By Ian Buruma
Atlantic Books, £18.99
Ian Buruma's moving love letter to his grandparents' memory is evocative and absorbing. I can just remember his grandparents - friends of my grandparents, though half-a-generation younger, and a whole generation more English.
Both of Buruma's grandparents recalled here were of German Jewish families - their parents had come to England in the late 19th century, done well in the City of London, and were hugely grateful to Britain and the opportunities it afforded them.
Their story unfolds through their letters, from 1915 to the 1970s. In the First World War, Rifleman Bernard Schlesinger (Bun) fought, while Winifred Regensburg (Win) stayed at home. They fell in love and waited, till he, as a doctor, could support her and till her parents gave consent.
University, hospital, Win caring for the wounded, Bun reflecting on Britishness - all are touched on in the letters, while music, Kipling, and the family are a constant refrain. They finally married in 1925,
The memory is lovingly recorded. It left me tearful with nostalgia
But this is not just a love story. A whole world is described, of more-or-less assimilated German Jews rejoicing in their music in Fitzjohn's Avenue and Parsifal Road. Most joined the new Liberal Jewish Synagogue in St John's Wood, though a few remained Orthodox. All had mixed feelings about speaking German during the First World War; the Schlesingers used a code, "45", to mean "Jewish" when talking about others. In some ways, it was an idyllic life in Hampstead and later Berkshire, with education and plenty of music. And yet, long before the Kindertransports began, Bun and Win (whose eldest son John Schlesinger was the well-known film director) decided to take in 12 child refugees. Out of Jewish loyalty? Because they were unusually far-sighted? Out of compassion? Or, as Ian Buruma suggests, was it something to do with Dr Bernard Schlesinger not getting the position he longed for at St Thomas' Hospital, the old "45 question" again?

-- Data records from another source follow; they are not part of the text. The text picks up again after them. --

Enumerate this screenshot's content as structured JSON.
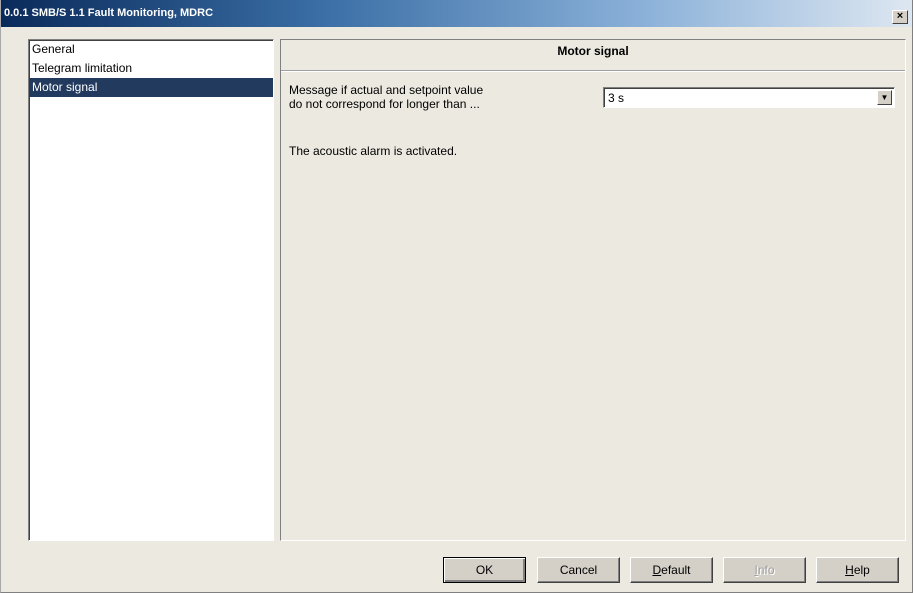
{
  "window": {
    "title": "0.0.1 SMB/S 1.1 Fault Monitoring, MDRC",
    "close_glyph": "×"
  },
  "sidebar": {
    "items": [
      {
        "label": "General",
        "selected": false
      },
      {
        "label": "Telegram limitation",
        "selected": false
      },
      {
        "label": "Motor signal",
        "selected": true
      }
    ]
  },
  "panel": {
    "title": "Motor signal",
    "param_label_line1": "Message if actual and setpoint value",
    "param_label_line2": "do not correspond for longer than ...",
    "select_value": "3 s",
    "info_text": "The acoustic alarm is activated."
  },
  "buttons": {
    "ok": "OK",
    "cancel": "Cancel",
    "default_first": "D",
    "default_rest": "efault",
    "info_first": "I",
    "info_rest": "nfo",
    "help_first": "H",
    "help_rest": "elp"
  },
  "colors": {
    "selected_bg": "#223a5e",
    "window_bg": "#ece9e1"
  }
}
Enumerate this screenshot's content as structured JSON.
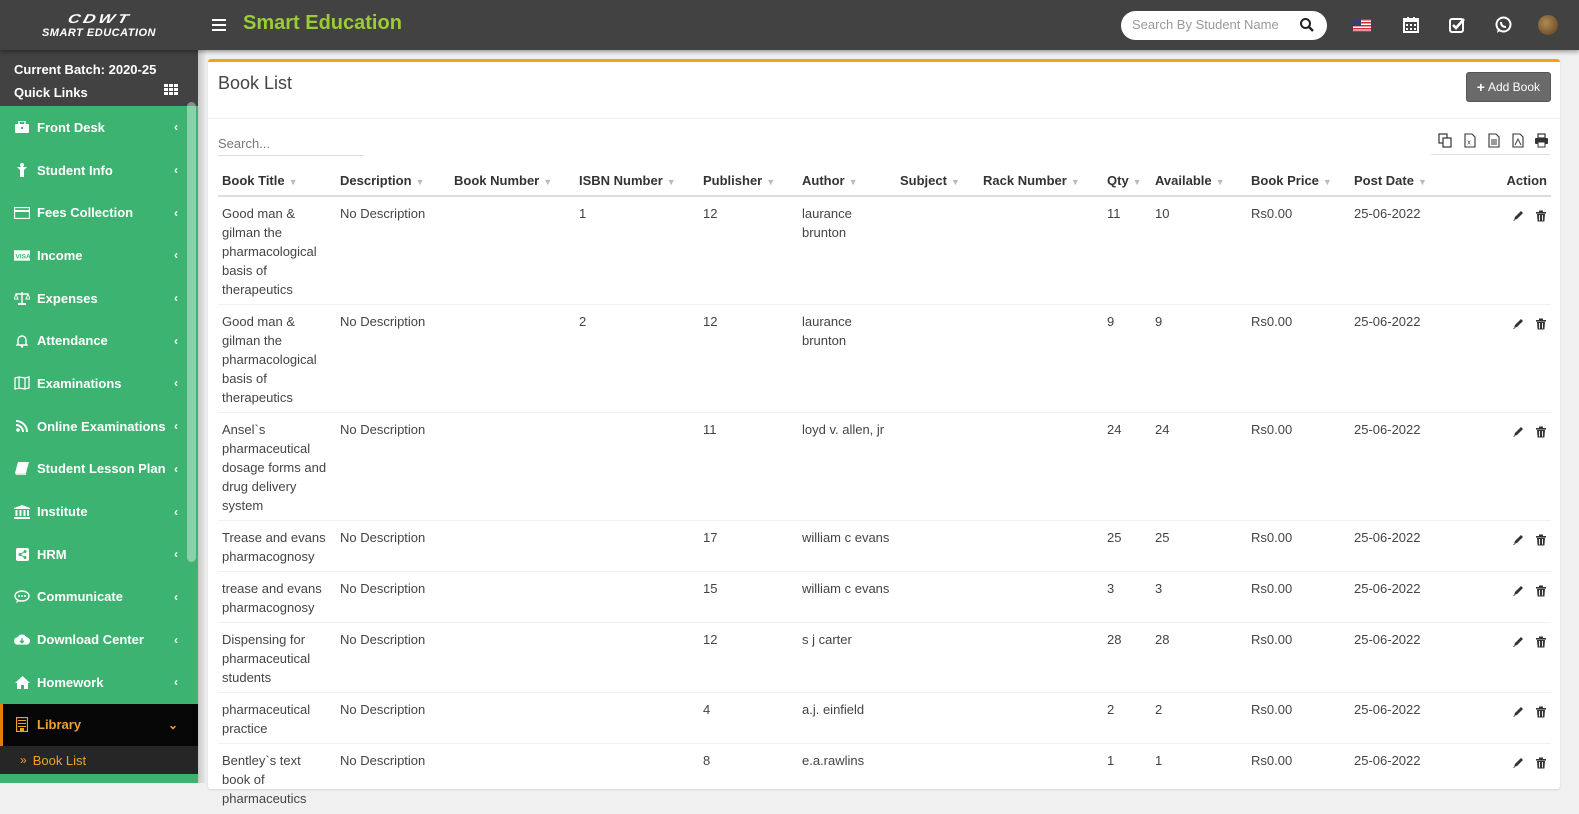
{
  "header": {
    "logo_line1": "CDWT",
    "logo_line2": "SMART EDUCATION",
    "app_title": "Smart Education",
    "search_placeholder": "Search By Student Name",
    "icons": [
      "menu-icon",
      "search-icon",
      "us-flag-icon",
      "calendar-icon",
      "task-check-icon",
      "whatsapp-icon",
      "user-avatar"
    ]
  },
  "sidebar": {
    "batch_label": "Current Batch: 2020-25",
    "quick_links_label": "Quick Links",
    "items": [
      {
        "label": "Front Desk",
        "icon": "briefcase-icon"
      },
      {
        "label": "Student Info",
        "icon": "student-icon"
      },
      {
        "label": "Fees Collection",
        "icon": "credit-card-icon"
      },
      {
        "label": "Income",
        "icon": "visa-card-icon"
      },
      {
        "label": "Expenses",
        "icon": "balance-scale-icon"
      },
      {
        "label": "Attendance",
        "icon": "bell-icon"
      },
      {
        "label": "Examinations",
        "icon": "map-icon"
      },
      {
        "label": "Online Examinations",
        "icon": "rss-icon"
      },
      {
        "label": "Student Lesson Plan",
        "icon": "book-icon"
      },
      {
        "label": "Institute",
        "icon": "bank-icon"
      },
      {
        "label": "HRM",
        "icon": "share-icon"
      },
      {
        "label": "Communicate",
        "icon": "chat-icon"
      },
      {
        "label": "Download Center",
        "icon": "cloud-download-icon"
      },
      {
        "label": "Homework",
        "icon": "home-icon"
      },
      {
        "label": "Library",
        "icon": "library-icon",
        "active": true
      }
    ],
    "sub_items": [
      {
        "label": "Book List",
        "active": true
      }
    ]
  },
  "main": {
    "title": "Book List",
    "add_button": "Add Book",
    "search_placeholder": "Search...",
    "export_buttons": [
      "copy",
      "excel",
      "csv",
      "pdf",
      "print"
    ],
    "columns": [
      "Book Title",
      "Description",
      "Book Number",
      "ISBN Number",
      "Publisher",
      "Author",
      "Subject",
      "Rack Number",
      "Qty",
      "Available",
      "Book Price",
      "Post Date",
      "Action"
    ],
    "rows": [
      {
        "title": "Good man & gilman the pharmacological basis of therapeutics",
        "description": "No Description",
        "book_number": "",
        "isbn": "1",
        "publisher": "12",
        "author": "laurance brunton",
        "subject": "",
        "rack": "",
        "qty": "11",
        "available": "10",
        "price": "Rs0.00",
        "post_date": "25-06-2022"
      },
      {
        "title": "Good man & gilman the pharmacological basis of therapeutics",
        "description": "No Description",
        "book_number": "",
        "isbn": "2",
        "publisher": "12",
        "author": "laurance brunton",
        "subject": "",
        "rack": "",
        "qty": "9",
        "available": "9",
        "price": "Rs0.00",
        "post_date": "25-06-2022"
      },
      {
        "title": "Ansel`s pharmaceutical dosage forms and drug delivery system",
        "description": "No Description",
        "book_number": "",
        "isbn": "",
        "publisher": "11",
        "author": "loyd v. allen, jr",
        "subject": "",
        "rack": "",
        "qty": "24",
        "available": "24",
        "price": "Rs0.00",
        "post_date": "25-06-2022"
      },
      {
        "title": "Trease and evans pharmacognosy",
        "description": "No Description",
        "book_number": "",
        "isbn": "",
        "publisher": "17",
        "author": "william c evans",
        "subject": "",
        "rack": "",
        "qty": "25",
        "available": "25",
        "price": "Rs0.00",
        "post_date": "25-06-2022"
      },
      {
        "title": "trease and evans pharmacognosy",
        "description": "No Description",
        "book_number": "",
        "isbn": "",
        "publisher": "15",
        "author": "william c evans",
        "subject": "",
        "rack": "",
        "qty": "3",
        "available": "3",
        "price": "Rs0.00",
        "post_date": "25-06-2022"
      },
      {
        "title": "Dispensing for pharmaceutical students",
        "description": "No Description",
        "book_number": "",
        "isbn": "",
        "publisher": "12",
        "author": "s j carter",
        "subject": "",
        "rack": "",
        "qty": "28",
        "available": "28",
        "price": "Rs0.00",
        "post_date": "25-06-2022"
      },
      {
        "title": "pharmaceutical practice",
        "description": "No Description",
        "book_number": "",
        "isbn": "",
        "publisher": "4",
        "author": "a.j. einfield",
        "subject": "",
        "rack": "",
        "qty": "2",
        "available": "2",
        "price": "Rs0.00",
        "post_date": "25-06-2022"
      },
      {
        "title": "Bentley`s text book of pharmaceutics",
        "description": "No Description",
        "book_number": "",
        "isbn": "",
        "publisher": "8",
        "author": "e.a.rawlins",
        "subject": "",
        "rack": "",
        "qty": "1",
        "available": "1",
        "price": "Rs0.00",
        "post_date": "25-06-2022"
      }
    ]
  },
  "colors": {
    "header_bg": "#424242",
    "sidebar_bg": "#3cb371",
    "accent_orange": "#f7a11a",
    "title_green": "#9acd32",
    "active_text": "#f0a030"
  }
}
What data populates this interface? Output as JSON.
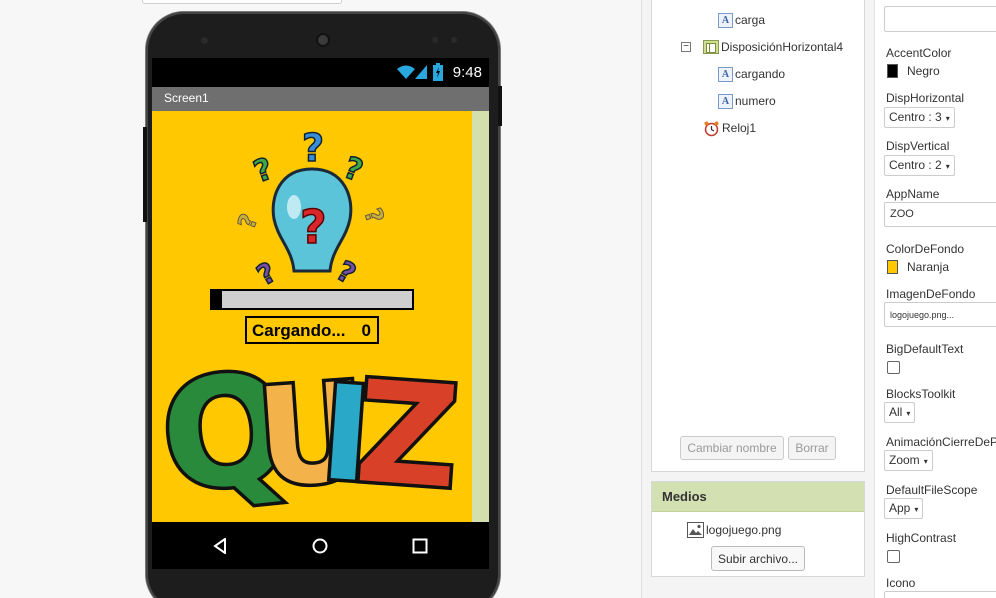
{
  "phone": {
    "status_time": "9:48",
    "screen_title": "Screen1",
    "progress_fraction": 0.05,
    "loading_label": "Cargando...",
    "loading_count": "0",
    "logo_word": "QUIZ"
  },
  "tree": {
    "items": [
      {
        "label": "carga",
        "icon": "label-icon"
      },
      {
        "label": "DisposiciónHorizontal4",
        "icon": "horizontal-arrangement-icon",
        "collapse_glyph": "⊟"
      },
      {
        "label": "cargando",
        "icon": "label-icon"
      },
      {
        "label": "numero",
        "icon": "label-icon"
      },
      {
        "label": "Reloj1",
        "icon": "clock-icon"
      }
    ],
    "rename_button": "Cambiar nombre",
    "delete_button": "Borrar"
  },
  "media": {
    "title": "Medios",
    "file_name": "logojuego.png",
    "upload_button": "Subir archivo..."
  },
  "properties": {
    "accent_color": {
      "label": "AccentColor",
      "value": "Negro",
      "color": "#000000"
    },
    "align_horizontal": {
      "label": "DispHorizontal",
      "value": "Centro : 3"
    },
    "align_vertical": {
      "label": "DispVertical",
      "value": "Centro : 2"
    },
    "app_name": {
      "label": "AppName",
      "value": "ZOO"
    },
    "background_color": {
      "label": "ColorDeFondo",
      "value": "Naranja",
      "color": "#ffc800"
    },
    "background_image": {
      "label": "ImagenDeFondo",
      "value": "logojuego.png..."
    },
    "big_default_text": {
      "label": "BigDefaultText",
      "checked": false
    },
    "blocks_toolkit": {
      "label": "BlocksToolkit",
      "value": "All"
    },
    "close_animation": {
      "label": "AnimaciónCierreDeP",
      "value": "Zoom"
    },
    "default_file_scope": {
      "label": "DefaultFileScope",
      "value": "App"
    },
    "high_contrast": {
      "label": "HighContrast",
      "checked": false
    },
    "icon": {
      "label": "Icono"
    }
  }
}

Bun and Win remained in touch with those "children" all their lives; yet Win was ambivalent about her Jewishness, and somewhat sniffy about "other types" of Jews. But they never changed their names, even though a German name could lead to awkwardness, nor did they ever deny who they were.
Buruma records Rabbi John Rayner's words at Win's funeral -- she was a tzaddeket, a righteous woman - though she would not have understood the Hebrew. They were both tzaddikim in their own way, but their true epitaph lies not in the Liberal Jewish Cemetery but, in the words Buruma quotes from one of Bun's letters:
"My idea is that our hereafter, good or bad, is the memory of ourselves we leave behind." The memory these good people left behind is lovingly recorded in this volume. It left me tearful with nostalgia for the world of the Schlesingers and my grandparents, and for the culture, the unquestioning British patriotism, and the sense of being outsiders coupled with gratitude to Britain that went with it.
Had they been alive, they would today have been helping Syrian child refugees. We could learn from their values and generosity even now.